Impact of magnetic islands on plasma flow and turbulence in W7-X

TL;DR

This study investigates how a 5/5 magnetic island at the edge of W7-X affects perpendicular plasma flow and turbulence using high-resolution Doppler reflectometry. The island-induced flow is localized, strongest at island boundaries, and nearly vanishes at the O-point, while density fluctuations are reduced inside the island, with flow-shear correlating with suppressed turbulence spreading. Comparisons with neoclassical $E\times B$ flow show good agreement outside the island but reveal island-driven contributions within the island, whose symmetry depends on the heating power.

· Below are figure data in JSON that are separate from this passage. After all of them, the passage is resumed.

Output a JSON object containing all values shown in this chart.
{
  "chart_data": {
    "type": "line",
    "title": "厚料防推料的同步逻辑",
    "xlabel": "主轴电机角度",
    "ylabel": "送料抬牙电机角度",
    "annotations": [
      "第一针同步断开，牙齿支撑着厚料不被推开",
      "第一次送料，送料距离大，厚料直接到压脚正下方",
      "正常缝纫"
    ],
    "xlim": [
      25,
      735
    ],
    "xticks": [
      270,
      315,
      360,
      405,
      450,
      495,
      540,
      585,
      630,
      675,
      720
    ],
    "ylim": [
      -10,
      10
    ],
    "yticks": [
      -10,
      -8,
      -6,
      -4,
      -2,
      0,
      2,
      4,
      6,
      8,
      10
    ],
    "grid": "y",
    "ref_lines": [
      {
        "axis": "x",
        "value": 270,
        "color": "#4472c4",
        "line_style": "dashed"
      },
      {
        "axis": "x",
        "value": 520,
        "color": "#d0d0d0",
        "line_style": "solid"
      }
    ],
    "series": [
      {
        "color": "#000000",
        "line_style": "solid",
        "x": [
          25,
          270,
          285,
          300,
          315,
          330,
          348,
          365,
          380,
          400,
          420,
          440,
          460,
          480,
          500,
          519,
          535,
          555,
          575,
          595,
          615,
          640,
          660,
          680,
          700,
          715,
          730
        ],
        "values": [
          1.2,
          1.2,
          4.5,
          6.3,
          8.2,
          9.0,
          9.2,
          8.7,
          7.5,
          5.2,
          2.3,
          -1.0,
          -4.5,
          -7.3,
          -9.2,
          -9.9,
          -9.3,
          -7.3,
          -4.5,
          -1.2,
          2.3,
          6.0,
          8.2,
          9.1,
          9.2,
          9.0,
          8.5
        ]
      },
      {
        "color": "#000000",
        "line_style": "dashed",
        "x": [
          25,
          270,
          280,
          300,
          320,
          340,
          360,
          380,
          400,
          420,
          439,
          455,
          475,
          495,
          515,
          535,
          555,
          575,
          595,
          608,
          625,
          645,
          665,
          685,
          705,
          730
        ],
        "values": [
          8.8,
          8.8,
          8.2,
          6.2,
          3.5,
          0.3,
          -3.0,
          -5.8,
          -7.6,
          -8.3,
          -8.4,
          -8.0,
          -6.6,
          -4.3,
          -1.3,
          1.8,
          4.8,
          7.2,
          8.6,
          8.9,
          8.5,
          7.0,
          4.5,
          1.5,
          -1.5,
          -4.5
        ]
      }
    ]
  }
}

The findings corroborate gyrokinetic simulations and prior experiments, suggesting the island width remains below the threshold for vortex-like flows and highlighting flow shear as a key mechanism controlling turbulence and cross-field transport near islands.

Abstract

The effect of magnetic islands on plasma flow and turbulence has been experimentally investigated in the stellarator W7-X. Magnetic configurations with the 5/5 magnetic island positioned at the plasma edge, inside the last closed flux surface, are studied. The main diagnostic used in the present work is a V-band Doppler reflectometer that allows the measurement of the perpendicular plasma flow and density fluctuations with good spatial resolution. A characteristic signature of the 5/5 magnetic island is clearly detected in the perpendicular flow profile. The comparison of the experimental flow and the neoclassically driven $E\times B$ flow indicates that the island contribution to the flow is maximum at the island boundaries and close to zero at the island O-point. Besides, a reduction in the density fluctuation level is found nearby the island O-point. The similarities between these observations and those found in other devices and in gyrokinetic simulations are discussed.

Figures (6)

• Figure 1: Vacuum rotational transform profiles of three magnetic configurations: FQM, FOM and FMM (a), and the corresponding electron density and temperature profiles (b & c) measured by the Thomson scattering diagnostic; these profiles result from the fit to the experimental values whose dispersion is indicated by some representative error bars.
• Figure 2: Radial profiles of perpendicular plasma flow (in reddish colors) and density fluctuations (in blueish colors) measured by DR in three magnetic configurations: FQM (a), FOM (b) and FMM (c). Different symbols and color variations are used for the different time intervals within each experimental program. Vertical green lines indicate the DR measurement points closer to the island boundaries (dashed lines) and to the island O-point (dashed and dotted line) as obtained from the Poincaré plots. Refer to the text for more details.
• Figure 3: Poincaré plots calculated for the experimental programs shown in figure \ref{['f:fig_2']}, in the magnetic configurations FQM (left), FOM (center) and FMM (right). The 5/5 island chain is visible in the three configurations inside the LCFS (shown in green). The red and blue dots represent the DR measurements points.
• Figure 4: Radial profiles of density fluctuations (a) and flow-shearing (b) measured by DR in the three magnetic configurations; same experimental programs as shown in figure \ref{['f:fig_2']}.
• Figure 5: Radial profiles of perpendicular plasma flow (in reddish colors) and density fluctuations (in blueish colors) measured by DR in the FMM magnetic configuration with $P_{ECH} = 2$ MW. Different symbols and color variations are used for the different time intervals. Vertical green lines indicate the DR measurement points closer to the island boundaries (dashed lines) and to the island O-point (dashed and dotted line) as obtained from the Poincaré plots.